A matrix inequality involving the Hilbert-Schmidt norm

Question

This question comes from a problem in PDEs on which I'm currently working. Let $a$ be a $3\times 3$ matrix, real symmetric and positive definite. Denote with $\|a\|^2 _ 2=\sum a_{ij}^2$ the square of the Hilbert-Schmidt norm and consider the quantity $$ Q(v)= 2\|a\|^2 _2 + [trace(a)-3(av,v)]^2 -6[2 |av|^2 -(av,v)^2] $$ where $v$ is an arbitrary unit vector.

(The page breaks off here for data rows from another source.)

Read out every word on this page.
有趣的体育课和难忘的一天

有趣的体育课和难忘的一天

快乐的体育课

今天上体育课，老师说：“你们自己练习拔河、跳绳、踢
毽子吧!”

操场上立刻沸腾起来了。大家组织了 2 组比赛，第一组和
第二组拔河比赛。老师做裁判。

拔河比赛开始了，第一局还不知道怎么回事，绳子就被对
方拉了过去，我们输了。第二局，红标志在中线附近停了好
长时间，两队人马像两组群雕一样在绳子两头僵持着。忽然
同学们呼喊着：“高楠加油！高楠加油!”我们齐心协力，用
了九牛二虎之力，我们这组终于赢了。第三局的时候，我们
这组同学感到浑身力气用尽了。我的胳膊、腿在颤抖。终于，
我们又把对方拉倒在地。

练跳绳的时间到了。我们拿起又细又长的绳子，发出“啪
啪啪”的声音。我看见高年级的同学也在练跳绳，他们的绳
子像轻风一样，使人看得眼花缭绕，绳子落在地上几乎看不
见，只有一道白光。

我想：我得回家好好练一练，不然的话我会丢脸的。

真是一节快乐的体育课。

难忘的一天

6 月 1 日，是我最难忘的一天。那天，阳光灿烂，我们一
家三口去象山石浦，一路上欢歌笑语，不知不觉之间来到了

If $a=I$ is the identity, the quantity $Q$ is identically zero.

QUESTION: are there other matrices $a$ such that $Q(v)\ge0$ for all unit vectors $v$, or is this condition equivalent to $a=I$?

At least, it would be helpful if the matrix wizards around here could suggest ways to handle the HS norm, which is unfamiliar to me, and estimates relating trace, HS norm, operator norm and the numerical range of a matrix, which could possibly be of use here.

Answer 1

Suppose $Q$ is such a form. Write that the mean value of $Q$ over the unit sphere is non-negative. You obtain $$-\frac12\sum_ia_{ii}^2+\frac12\sum_{i < j}a_{ii}a_{jj}-9\sum_{i < j}a_{ij}^2\ge0.$$ This implies that $a=\lambda I_3$.